First, German research finds that there’s a strong day of the week effect upon happiness. People are much less happy on Sundays than other days; they side with Billie Holiday rather than Fats Domino.
You might think this is because people dread having to go to work on Monday. Not so. Even the unemployed are less happy on a Sunday than other days. Instead, the Sunday effect seems especially strong for married people, rather than singles - so strong, in fact that the difference in a married person’s happiness between Sunday and other days is over one-third the difference in happiness between the employed and jobless, which is universally found to be huge. Maybe familiarity breeds contempt. Although marriage raises well-being, sustained exposure to one’s partner - or children - does not.
Secondly, other German research (pdf) sheds light upon the finding that happiness is U-shaped in age, bottoming out around one’s 40s.

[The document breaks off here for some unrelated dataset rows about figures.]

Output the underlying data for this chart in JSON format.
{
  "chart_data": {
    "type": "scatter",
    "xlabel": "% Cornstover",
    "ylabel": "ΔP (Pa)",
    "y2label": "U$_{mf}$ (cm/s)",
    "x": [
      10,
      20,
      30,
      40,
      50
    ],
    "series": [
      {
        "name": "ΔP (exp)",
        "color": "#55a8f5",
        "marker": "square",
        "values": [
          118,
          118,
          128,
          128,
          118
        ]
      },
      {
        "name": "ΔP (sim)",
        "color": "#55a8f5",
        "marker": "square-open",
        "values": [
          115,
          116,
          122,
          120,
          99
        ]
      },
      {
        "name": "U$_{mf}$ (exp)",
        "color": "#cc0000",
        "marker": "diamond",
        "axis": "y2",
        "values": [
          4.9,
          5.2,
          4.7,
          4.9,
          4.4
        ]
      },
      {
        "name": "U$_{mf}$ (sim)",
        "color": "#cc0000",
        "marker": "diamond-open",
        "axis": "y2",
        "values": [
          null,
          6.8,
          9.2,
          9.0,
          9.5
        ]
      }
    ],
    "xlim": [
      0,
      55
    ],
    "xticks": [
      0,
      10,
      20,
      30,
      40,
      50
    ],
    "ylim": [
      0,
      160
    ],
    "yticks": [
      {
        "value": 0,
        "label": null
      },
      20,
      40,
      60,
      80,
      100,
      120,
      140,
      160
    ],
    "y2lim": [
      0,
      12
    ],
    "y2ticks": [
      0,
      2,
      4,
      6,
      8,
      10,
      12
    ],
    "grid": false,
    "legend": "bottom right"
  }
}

The authors suggest this is because people’s failed investments become apparent in mid-life. 40-somethings are more likely to be divorced; those who are unemployed suffer more; even quite successful people realize that they’ll not get to the top of their career ladder; children reduce parents’ well-being; and, as Marianne Faithfull sang, we learn that we'll never fulfill our dreams.

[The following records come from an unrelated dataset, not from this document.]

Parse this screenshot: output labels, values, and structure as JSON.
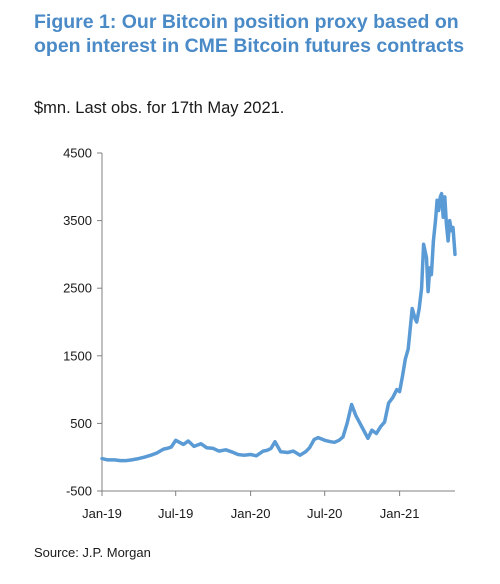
{
  "title": "Figure 1: Our Bitcoin position proxy based on open interest in CME Bitcoin futures contracts",
  "subtitle": "$mn. Last obs. for 17th May 2021.",
  "source": "Source: J.P. Morgan",
  "chart_data": {
    "type": "line",
    "xlabel": "",
    "ylabel": "",
    "ylim": [
      -500,
      4500
    ],
    "yticks": [
      -500,
      500,
      1500,
      2500,
      3500,
      4500
    ],
    "ytick_labels": [
      "-500",
      "500",
      "1500",
      "2500",
      "3500",
      "4500"
    ],
    "xticks": [
      "Jan-19",
      "Jul-19",
      "Jan-20",
      "Jul-20",
      "Jan-21"
    ],
    "xlim": [
      "2019-01-01",
      "2021-05-17"
    ],
    "grid": false,
    "line_color": "#5b9bd5",
    "series": [
      {
        "x": [
          "2019-01-01",
          "2019-01-15",
          "2019-02-01",
          "2019-02-15",
          "2019-03-01",
          "2019-03-15",
          "2019-04-01",
          "2019-04-15",
          "2019-05-01",
          "2019-05-15",
          "2019-06-01",
          "2019-06-10",
          "2019-06-20",
          "2019-07-01",
          "2019-07-10",
          "2019-07-20",
          "2019-08-01",
          "2019-08-15",
          "2019-09-01",
          "2019-09-15",
          "2019-10-01",
          "2019-10-15",
          "2019-11-01",
          "2019-11-15",
          "2019-12-01",
          "2019-12-15",
          "2020-01-01",
          "2020-01-15",
          "2020-02-01",
          "2020-02-10",
          "2020-02-20",
          "2020-03-01",
          "2020-03-15",
          "2020-04-01",
          "2020-04-15",
          "2020-05-01",
          "2020-05-15",
          "2020-05-25",
          "2020-06-05",
          "2020-06-15",
          "2020-07-01",
          "2020-07-15",
          "2020-07-25",
          "2020-08-05",
          "2020-08-15",
          "2020-08-25",
          "2020-09-05",
          "2020-09-15",
          "2020-10-01",
          "2020-10-15",
          "2020-10-25",
          "2020-11-05",
          "2020-11-15",
          "2020-11-25",
          "2020-12-05",
          "2020-12-15",
          "2020-12-25",
          "2021-01-01",
          "2021-01-08",
          "2021-01-15",
          "2021-01-22",
          "2021-02-01",
          "2021-02-08",
          "2021-02-12",
          "2021-02-18",
          "2021-02-24",
          "2021-03-01",
          "2021-03-08",
          "2021-03-12",
          "2021-03-16",
          "2021-03-20",
          "2021-03-25",
          "2021-03-30",
          "2021-04-03",
          "2021-04-07",
          "2021-04-11",
          "2021-04-14",
          "2021-04-18",
          "2021-04-22",
          "2021-04-26",
          "2021-04-30",
          "2021-05-04",
          "2021-05-08",
          "2021-05-12",
          "2021-05-17"
        ],
        "values": [
          -20,
          -40,
          -40,
          -50,
          -50,
          -40,
          -20,
          0,
          30,
          60,
          120,
          130,
          150,
          250,
          220,
          190,
          240,
          160,
          200,
          140,
          130,
          90,
          110,
          80,
          40,
          30,
          40,
          20,
          90,
          100,
          130,
          230,
          80,
          70,
          90,
          30,
          80,
          140,
          260,
          290,
          250,
          230,
          220,
          250,
          300,
          500,
          780,
          620,
          440,
          280,
          400,
          350,
          450,
          520,
          800,
          880,
          1000,
          970,
          1200,
          1450,
          1600,
          2200,
          2050,
          2000,
          2200,
          2500,
          3150,
          2950,
          2450,
          2800,
          2700,
          3200,
          3500,
          3800,
          3650,
          3850,
          3900,
          3550,
          3850,
          3450,
          3200,
          3500,
          3350,
          3400,
          3000
        ]
      }
    ]
  }
}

Thirdly, Italian researchers think they’ve found an explanation for the Easterlin paradox. It lies in social capital. Nations which have suffered big falls in this - as measured (or proxied?) by membership of voluntary organizations - have seen happiness fall.
There is, I suspect, a common theme here - that people don’t predict what will make them happy at all well. Having children and investing in careers rather than in social networks doesn’t make us happy, and yet we do it in our 20s and 30s, only to be miserable later.